Mountlake Terrace prepares for its 50th-birthday party
MOUNTLAKE TERRACE — The year was 1954. The vote, on whether to become a city, was a close one, with 517 people in support and 483 against.
Those opposed to the new city included developers who didn't want tougher building codes. It also included the young families of World War II veterans worried about taxes.
"We voted against incorporation," said JoAnne Gossett, who, with her husband, Bill, raised five sons in Mountlake Terrace, one of whom, Dave, went on to be mayor and then a Snohomish County councilman.
"We were just afraid it would cost us more money, but it's been a good move. It's been a good place to live and raise children."
On Friday, as part of the annual tree-lighting ceremony, the city will officially kick off its 50th-birthday celebration. The yearlong festivities will culminate next November in a festival and banquet, almost 50 years to the day of the vote that set Mountlake Terrace on the route to civic identity.
The occasion has given the city an opportunity to reflect on its origins and to plan events that will honor the city's first residents.
"Everyone is pretty excited," said Mike Pivec, the city's personnel director, who has worked with a birthday committee of other municipal employees and residents to gather oral and written histories, as well as photos of the city's early years.
From the beginning, the city was a bedroom community that offered affordable housing to a generation of workers eager to settle down and raise families after the ravages of war.
"We'd all been shot at and missed," Bill Gossett said of his early Mountlake Terrace neighbors. "We were all the same age, the same background. There was a lot of comradeship."
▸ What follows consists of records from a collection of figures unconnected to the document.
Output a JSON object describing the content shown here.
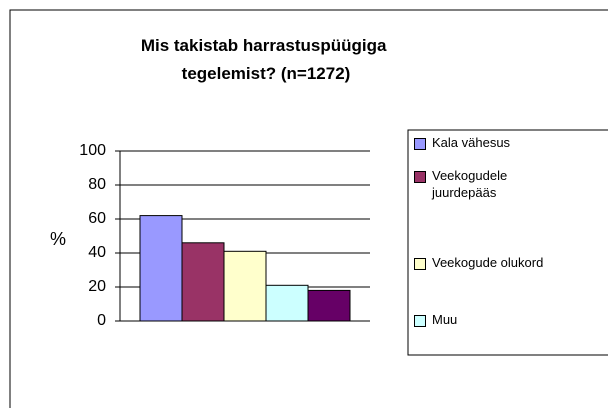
{
  "chart_data": {
    "type": "bar",
    "title": "Mis takistab harrastuspüügiga tegelemist? (n=1272)",
    "y_label": "%",
    "series": [
      {
        "name": "Kala vähesus",
        "color": "#9999ff",
        "values": [
          62
        ]
      },
      {
        "name": "Veekogudele juurdepääs",
        "color": "#993366",
        "values": [
          46
        ]
      },
      {
        "name": "Veekogude olukord",
        "color": "#ffffcc",
        "values": [
          41
        ]
      },
      {
        "name": "Muu",
        "color": "#ccffff",
        "values": [
          21
        ]
      },
      {
        "name": null,
        "color": "#660066",
        "values": [
          18
        ]
      }
    ],
    "ylim": [
      0,
      100
    ],
    "yticks": [
      0,
      20,
      40,
      60,
      80,
      100
    ],
    "grid": true,
    "legend": "right"
  }
}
In 1949, the Gossetts bought the third house in a concrete-block subdivision that would become Mountlake Terrace's first neighborhood. JoAnne Gossett, who said she and her husband were living in a "dingy Seattle apartment" at the time, fell in love with the home and its new appliances. It cost $4,999.
"I took one look at my wife's face and knew this was it," Bill Gossett said of the two-bedroom, 640-square-foot home that has been added on to several times over the years.
By 1954, the area had grown to an estimated 7,000 residents, about 5,000 of them kids. Patrick McMahan, who moved to the area in 1952, said the young families wanted better police and fire service, and amenities such as sidewalks and sewers.
Under county government, building rules were lax, "and the developers liked it that way," McMahan said.
McMahan, who helped organize a volunteer fire department in 1952, was part of a group that pushed for cityhood. In 1953, the group approached Edmonds about the possibility of annexing. McMahan, who was 22 at the time, said he was told by then-Mayor Paul McGibbon: "Son, you live five miles in the country. We're not going beyond Ninth Avenue."
Today, 72nd Avenue West is a primary boundary between the two cities, and Mountlake Terrace has about 20,470 residents.
The city has grown from 1 square mile to about 4, from being almost exclusively a white suburb to one in which almost one-quarter of its residents are of other races and/or varied ethnic backgrounds. And there are now office buildings, hotels and freeways surrounding those first mid-20th-century ramblers.
The average age is still relatively young — 34, according to the 2000 census. And 21 percent of residents are under 15.
McMahan recalled that the first municipal buildings were two houses. The first mayor, Gilbert Geiser, had to lend the new city $5 so incorporation papers could be filed.
Geiser told The Seattle Times a week after the incorporation vote that his priority was to create a good environment for the city's children.
"One of my main interests is juvenile delinquency," Geiser said.
"So far, because the majority of our children are preschool age, we don't have much of a problem. But it's one of the first things we're going to look out for. We'll try to plan recreation and school programs so it never will be a problem here."
City Councilwoman Laura Sonmore, who moved to Mountlake Terrace as a child in 1967, said she remembers new subdivisions and neighborhoods full of kids.
"We walked to the (Recreation) Pavilion. We walked through the woods to junior high. There weren't any rich kids driving fancy cars. We all came from the same backgrounds," Sonmore said, "and we're still close today."